Pursuant to Article 250(2) of the Commercial Companies Code: The right to bring an action for repealing a resolution of shareholders is vested in a shareholder who voted against the resolution and upon adoption thereof requested that the record reflect his or her objection. While the substance of the provision seems clear and straightforward, doubts arise when the shareholder ceases to be a shareholder under the resolution adopted. Is the right to bring an action for repealing a resolution still vested in the shareholder under these specific circumstances?
The issue generated much controversy. It would seem that the situation is fully regulated and, based on the plain language of the provision, an entity ceasing to be a shareholder no longer has the right to challenge such resolution under the above procedure.

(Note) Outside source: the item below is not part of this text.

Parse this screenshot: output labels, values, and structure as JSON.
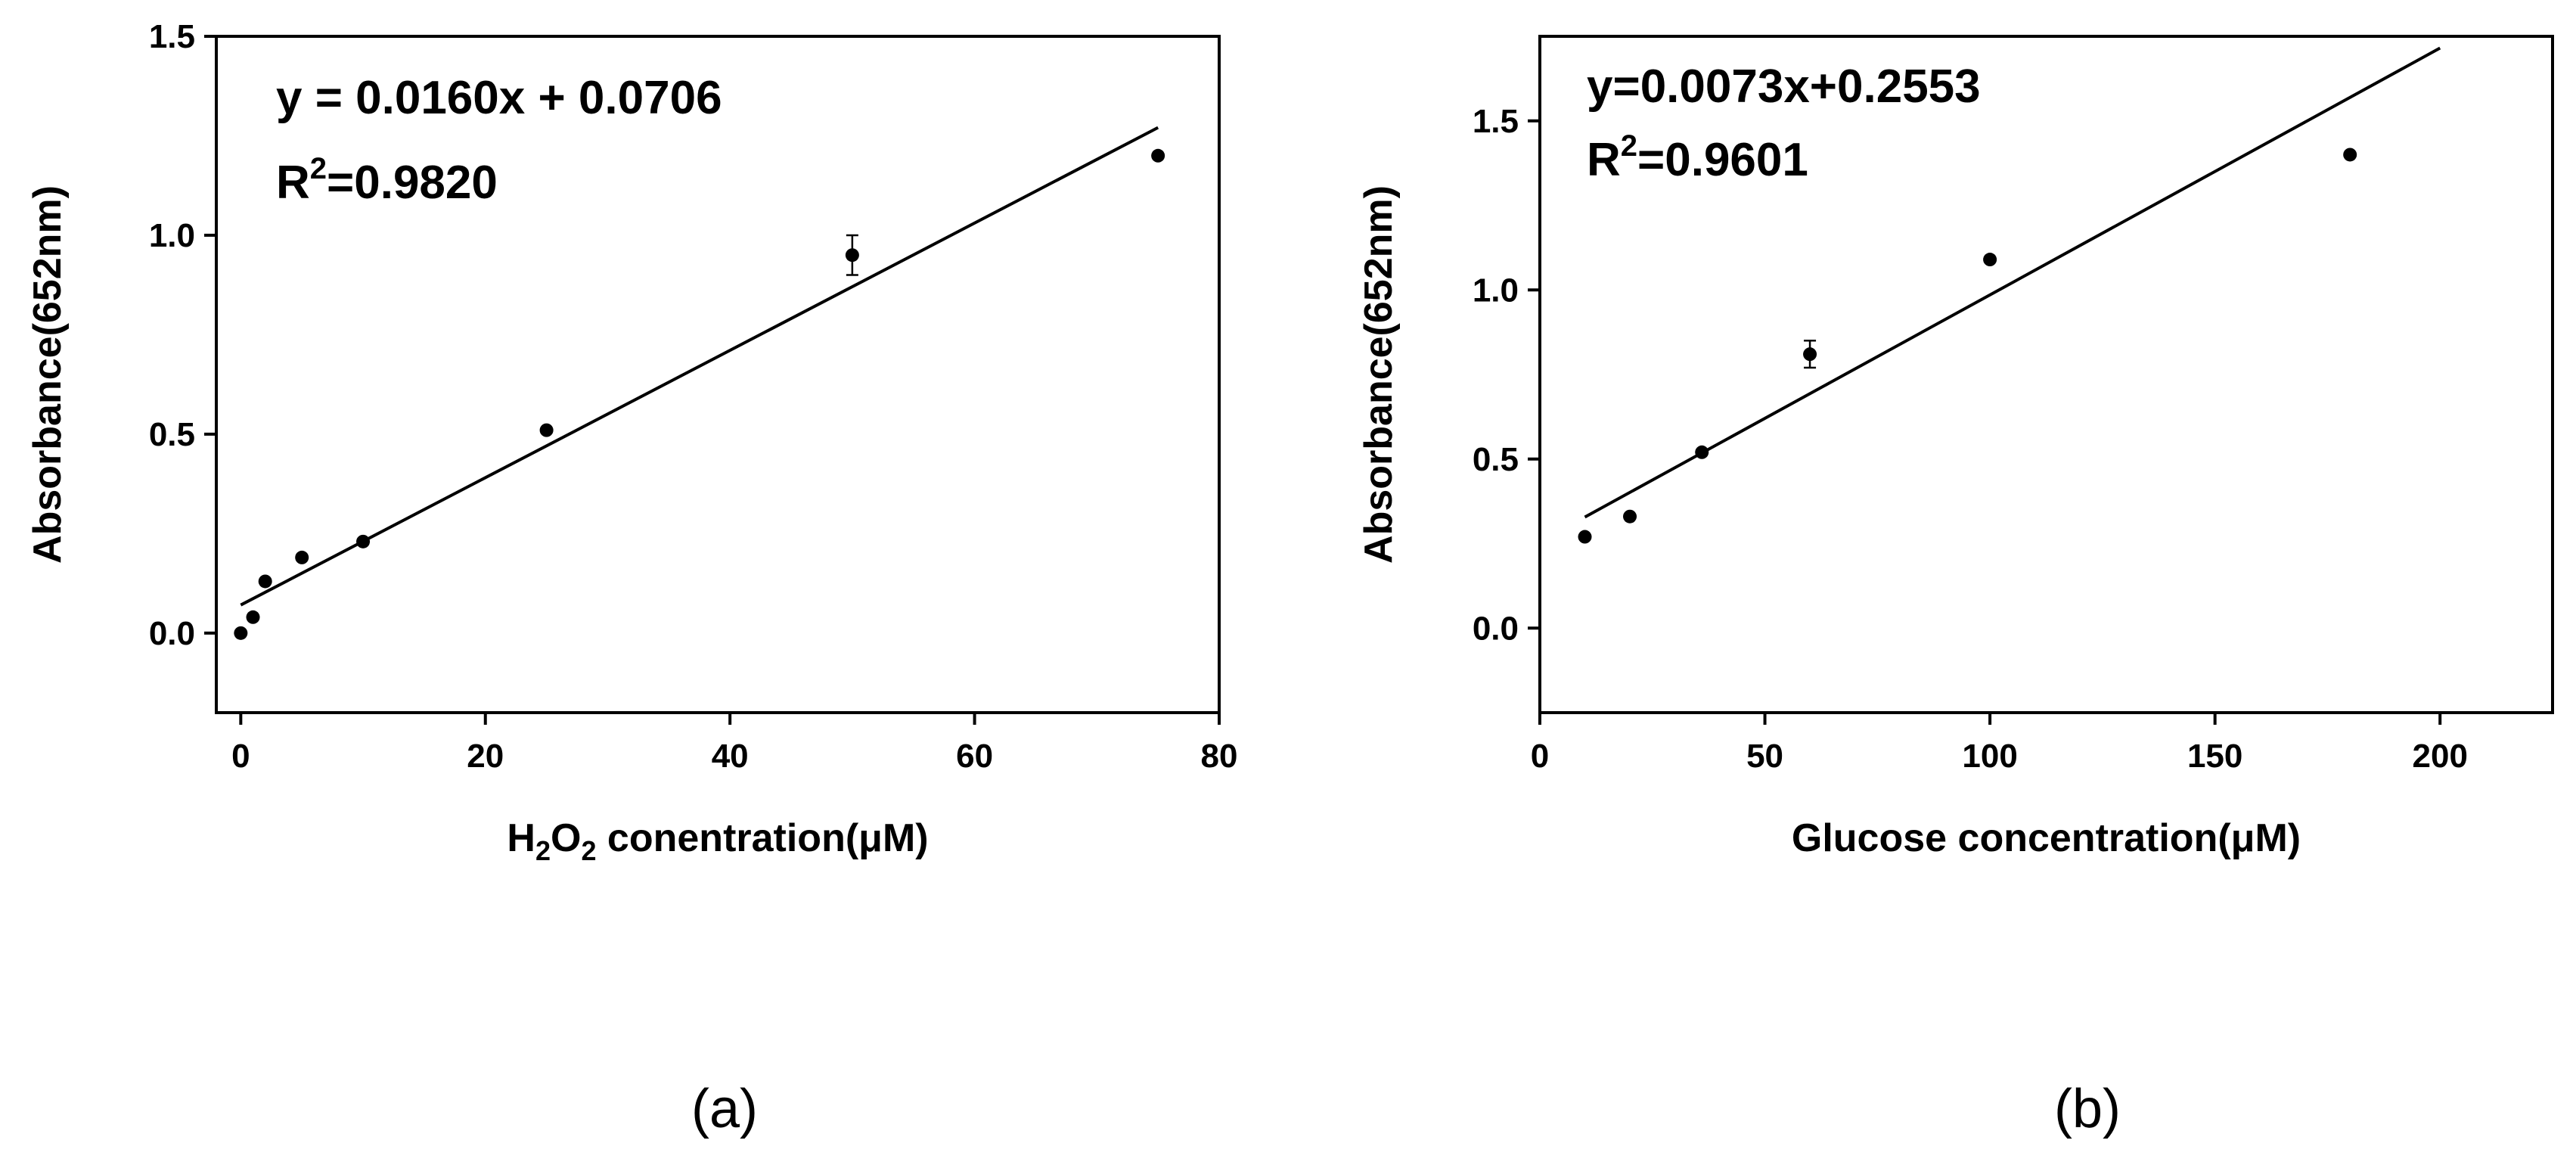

Helpful in this situation, contradicting the plain language of the provision, are rulings of the Supreme Court. In its judgement of 23 February 2011, case file no. V CSK 257/10, the Court held that for the right of action for repealing the resolution to exist, it is sufficient to make the objection and have it reflected in the record prior to the adjournment of the meeting of shareholders. What follows from that is that a former shareholder, who ceased to be a shareholder under the resolution adopted to which it had objected and requested the record to reflect the objection, has a right of action to protect his or her corporate and property rights. Consequently, this does not relate, as the Commercial Companies Code seems to suggest, to the incumbency as a shareholder.
A similar rule applies to bringing an action for declaring a resolution invalid, regulated under Article 252 of the Commercial Companies Code. As indicated by a judgement of the Supreme Court of 15 October 2009, case file no. I CSK 94/09, in such circumstances a former shareholder is always required to demonstrate a legal interest.
Summing up, the situation presented above is an example of when the substance of legislation (here the Commercial Companies Code) produces conclusions contrary to the practical application of the law. The Supreme Court is most helpful here. If it were not for the Supreme Court’s rulings providing an unequivocal solution to the problem, the issue would continue to present numerous difficulties. It needs pointing out that the Supreme Court’s case-law supports the situation of an entity which ceases to be a shareholder under the resolution. Based on that, providing the shareholder takes the required measures (requests that the objection to the resolution under which it ceases to be a shareholder be reflected in the record), he or she may effectively pursue protection of his or her rights. Such a solution, that affords a former shareholder the opportunity to protect his or her rights, must be seen as desirable and reasonable.